Balducci le llevó la noticia de que Sansovino, su compañero de aprendizaje en el jardín de escultura de Lorenzo Medici, había regresado a Florencia después de trabajar unos años en Portugal, y se le había encargado que esculpiese para el Baptisterio un grupo de mármol de San Juan bautizando a Cristo. Se le consideraba como el lógico candidato a ganar el concurso del bloque Duccio.

—Sansovino es un buen escultor —dijo Miguel Ángel lealmente.

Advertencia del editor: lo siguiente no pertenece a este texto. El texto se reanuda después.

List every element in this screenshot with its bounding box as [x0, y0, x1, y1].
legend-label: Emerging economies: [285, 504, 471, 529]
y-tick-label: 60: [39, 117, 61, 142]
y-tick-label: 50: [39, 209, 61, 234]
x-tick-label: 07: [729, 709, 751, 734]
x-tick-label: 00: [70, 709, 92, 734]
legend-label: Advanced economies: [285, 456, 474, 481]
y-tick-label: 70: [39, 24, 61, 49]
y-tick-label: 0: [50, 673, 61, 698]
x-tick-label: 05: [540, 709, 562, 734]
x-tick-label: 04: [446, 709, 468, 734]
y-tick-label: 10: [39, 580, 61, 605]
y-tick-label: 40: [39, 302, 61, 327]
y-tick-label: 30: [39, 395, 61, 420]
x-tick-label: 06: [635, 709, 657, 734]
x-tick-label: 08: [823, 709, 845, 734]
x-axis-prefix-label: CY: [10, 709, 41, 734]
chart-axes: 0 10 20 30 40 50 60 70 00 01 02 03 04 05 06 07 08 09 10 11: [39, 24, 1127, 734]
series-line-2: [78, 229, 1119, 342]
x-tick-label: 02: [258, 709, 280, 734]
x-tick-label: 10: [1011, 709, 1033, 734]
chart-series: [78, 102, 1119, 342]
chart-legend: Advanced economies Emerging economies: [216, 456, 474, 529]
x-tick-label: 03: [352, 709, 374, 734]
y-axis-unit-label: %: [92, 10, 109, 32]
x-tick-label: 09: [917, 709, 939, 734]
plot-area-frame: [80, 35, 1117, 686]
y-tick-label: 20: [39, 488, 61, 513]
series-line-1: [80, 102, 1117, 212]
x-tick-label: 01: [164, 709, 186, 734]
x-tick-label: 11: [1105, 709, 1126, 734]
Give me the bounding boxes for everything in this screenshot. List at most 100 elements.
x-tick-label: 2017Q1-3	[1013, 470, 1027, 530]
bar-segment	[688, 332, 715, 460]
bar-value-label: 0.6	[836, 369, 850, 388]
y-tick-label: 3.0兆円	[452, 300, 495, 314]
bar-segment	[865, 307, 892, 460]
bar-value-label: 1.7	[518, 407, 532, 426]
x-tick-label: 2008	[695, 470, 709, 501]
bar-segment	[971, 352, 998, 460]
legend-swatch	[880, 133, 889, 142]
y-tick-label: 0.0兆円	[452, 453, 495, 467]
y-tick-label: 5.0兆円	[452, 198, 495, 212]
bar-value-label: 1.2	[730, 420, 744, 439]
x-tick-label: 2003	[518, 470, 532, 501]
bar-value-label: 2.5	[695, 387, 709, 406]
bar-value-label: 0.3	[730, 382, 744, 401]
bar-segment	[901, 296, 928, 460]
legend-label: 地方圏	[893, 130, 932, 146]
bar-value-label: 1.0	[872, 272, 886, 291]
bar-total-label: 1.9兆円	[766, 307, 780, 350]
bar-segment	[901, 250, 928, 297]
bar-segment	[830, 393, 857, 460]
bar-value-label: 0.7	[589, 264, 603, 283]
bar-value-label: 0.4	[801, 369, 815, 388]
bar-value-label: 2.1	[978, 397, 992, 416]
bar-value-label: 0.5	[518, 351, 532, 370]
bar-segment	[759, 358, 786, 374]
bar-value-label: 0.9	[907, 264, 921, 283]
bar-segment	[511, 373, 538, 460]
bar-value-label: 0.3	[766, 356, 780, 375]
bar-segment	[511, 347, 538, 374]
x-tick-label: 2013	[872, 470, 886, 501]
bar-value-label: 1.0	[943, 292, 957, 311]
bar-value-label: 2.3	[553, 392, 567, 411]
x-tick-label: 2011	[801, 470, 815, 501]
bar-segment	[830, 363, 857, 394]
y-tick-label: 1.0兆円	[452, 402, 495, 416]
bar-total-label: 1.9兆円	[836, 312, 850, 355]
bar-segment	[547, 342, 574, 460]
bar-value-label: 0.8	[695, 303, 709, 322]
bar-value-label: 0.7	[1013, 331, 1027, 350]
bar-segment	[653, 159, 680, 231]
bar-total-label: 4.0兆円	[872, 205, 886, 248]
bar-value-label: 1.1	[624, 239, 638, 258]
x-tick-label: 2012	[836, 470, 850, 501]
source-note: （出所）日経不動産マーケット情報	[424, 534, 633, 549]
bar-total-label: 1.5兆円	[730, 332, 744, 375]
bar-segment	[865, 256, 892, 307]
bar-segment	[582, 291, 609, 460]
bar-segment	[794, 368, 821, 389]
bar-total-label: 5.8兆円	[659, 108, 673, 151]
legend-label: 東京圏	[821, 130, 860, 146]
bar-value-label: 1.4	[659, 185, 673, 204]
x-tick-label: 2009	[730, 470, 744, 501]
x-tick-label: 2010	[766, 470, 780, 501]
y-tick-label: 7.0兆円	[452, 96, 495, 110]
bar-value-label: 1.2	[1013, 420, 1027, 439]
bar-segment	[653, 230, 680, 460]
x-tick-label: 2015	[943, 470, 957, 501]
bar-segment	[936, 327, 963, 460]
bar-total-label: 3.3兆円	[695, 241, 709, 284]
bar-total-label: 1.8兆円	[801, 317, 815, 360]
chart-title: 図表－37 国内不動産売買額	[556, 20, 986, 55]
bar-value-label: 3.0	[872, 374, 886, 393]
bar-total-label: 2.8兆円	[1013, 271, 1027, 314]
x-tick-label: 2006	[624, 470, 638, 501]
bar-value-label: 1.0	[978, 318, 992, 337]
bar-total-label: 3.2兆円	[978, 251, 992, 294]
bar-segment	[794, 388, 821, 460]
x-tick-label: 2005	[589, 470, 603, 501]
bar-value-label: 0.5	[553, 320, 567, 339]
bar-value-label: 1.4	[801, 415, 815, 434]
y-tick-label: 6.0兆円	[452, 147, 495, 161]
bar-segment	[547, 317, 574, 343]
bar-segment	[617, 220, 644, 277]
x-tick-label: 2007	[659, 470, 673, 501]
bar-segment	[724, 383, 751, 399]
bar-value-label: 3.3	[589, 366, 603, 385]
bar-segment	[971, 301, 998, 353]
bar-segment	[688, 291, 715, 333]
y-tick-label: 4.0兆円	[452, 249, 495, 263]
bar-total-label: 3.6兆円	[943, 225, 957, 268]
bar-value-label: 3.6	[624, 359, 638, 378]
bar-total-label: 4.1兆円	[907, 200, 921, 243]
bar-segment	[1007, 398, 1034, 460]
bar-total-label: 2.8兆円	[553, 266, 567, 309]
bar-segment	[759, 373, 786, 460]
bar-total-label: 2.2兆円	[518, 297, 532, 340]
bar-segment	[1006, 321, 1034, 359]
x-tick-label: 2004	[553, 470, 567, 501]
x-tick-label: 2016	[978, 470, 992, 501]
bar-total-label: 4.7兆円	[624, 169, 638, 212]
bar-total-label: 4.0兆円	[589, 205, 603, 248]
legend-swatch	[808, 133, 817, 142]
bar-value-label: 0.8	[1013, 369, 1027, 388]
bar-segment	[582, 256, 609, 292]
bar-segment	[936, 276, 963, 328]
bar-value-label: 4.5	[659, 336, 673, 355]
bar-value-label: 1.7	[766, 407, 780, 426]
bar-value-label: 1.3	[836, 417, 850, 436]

—Torrigiani intervendrá también en el concurso y dice a cuantos quieren oírle que ganará el bloque Duccio porque fue enemigo de Medici y que, puesto que tú apoyaste a Piero, no se te permitirá competir. Paolo Rucellai dice que tienes que regresar a Florencia a tiempo para hacer las paces con la Signoria.

A mediados de enero comenzó a nevar y por espacio de dos días no cesó de caer la nieve, acompañada por un fuerte viento del norte. El intenso frío se prolongó durante varias semanas. El patio de Miguel Ángel estaba cubierto por una espesa capa blanca. Dentro, las habitaciones eran como témpanos. No había manera de impedir que el viento penetrase por las ventanas, protegidas únicamente por telas de hilo en lugar de vidrios. Los tres braseros no conseguían aminorar el frío, y Miguel Ángel tenía que trabajar con el gorro y los guantes puestos, además de una manta sobre sus espaldas. La nieve y el hielo volvieron en febrero. La ciudad parecía muerta, los mercados se hallaban abandonados y los comercios cerrados, ya que resultaba imposible caminar sobre el hielo por las calles.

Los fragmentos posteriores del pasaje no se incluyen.